Can all petitioners be heard? No, for all cry together. Who, then, shall be heard—is it those who cry loudest? No, for all cry loudly. Those who cry longest shall be heard, and justice shall be done to them.
So say the Group of Seventeen: From those who steal, take all they have, for nothing that they have is their own
As a good child to its mother, so is the citizen to the Group of Seventeen.
What is foolish speech? It is wind. It has come in at the ears and goes out of the mouth. No one is to receive more than a hundred blows.
Behind our efforts, let there be found our efforts.
The citizen renders to the populace what is due to the populace. What is due to the populace? Everything.
It is better to be just than to be kind, but only good judges can be just; let those who cannot be just be kind.
Those who cry longest shall be heard, and justice shall be done to them.

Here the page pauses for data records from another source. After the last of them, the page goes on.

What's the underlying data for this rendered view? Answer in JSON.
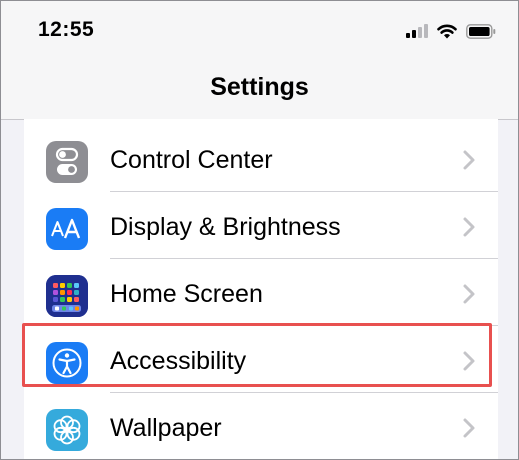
{
  "status_bar": {
    "time": "12:55"
  },
  "nav": {
    "title": "Settings"
  },
  "settings_list": [
    {
      "label": "Control Center",
      "icon": "toggle-switches-icon",
      "icon_color": "#8e8e93"
    },
    {
      "label": "Display & Brightness",
      "icon": "text-size-icon",
      "icon_color": "#1a7cf5"
    },
    {
      "label": "Home Screen",
      "icon": "app-grid-icon",
      "icon_color": "#2d3eb8"
    },
    {
      "label": "Accessibility",
      "icon": "accessibility-icon",
      "icon_color": "#1a7cf5",
      "highlighted": true
    },
    {
      "label": "Wallpaper",
      "icon": "flower-icon",
      "icon_color": "#35aadc"
    }
  ],
  "colors": {
    "highlight_border": "#e8504f",
    "chevron": "#c4c4c8",
    "background": "#f2f2f7"
  }
}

Those who will not serve the populace shall serve the populace.
Let there be clean water for those who toil. Let there be hot food for them, and a clean bed.
No one is to receive more than a hundred blows.
Behind our efforts, let there be found our efforts.
Those who fight for the populace fight with a thousand hearts. Those who fight against them with none.
Let no one oppose the decisions of the Group of Seventeen
If their wounds are in their backs, who shall stanch their blood
Where are those who in times past have opposed the decisions of the Group of Seventeen?
Let there be clean water for those who toil. Let there be hot food for them, and a clean bed. Then they will sing at their work, and their work will be light to them. Then they will sing at the harvest, and the harvest will be heavy.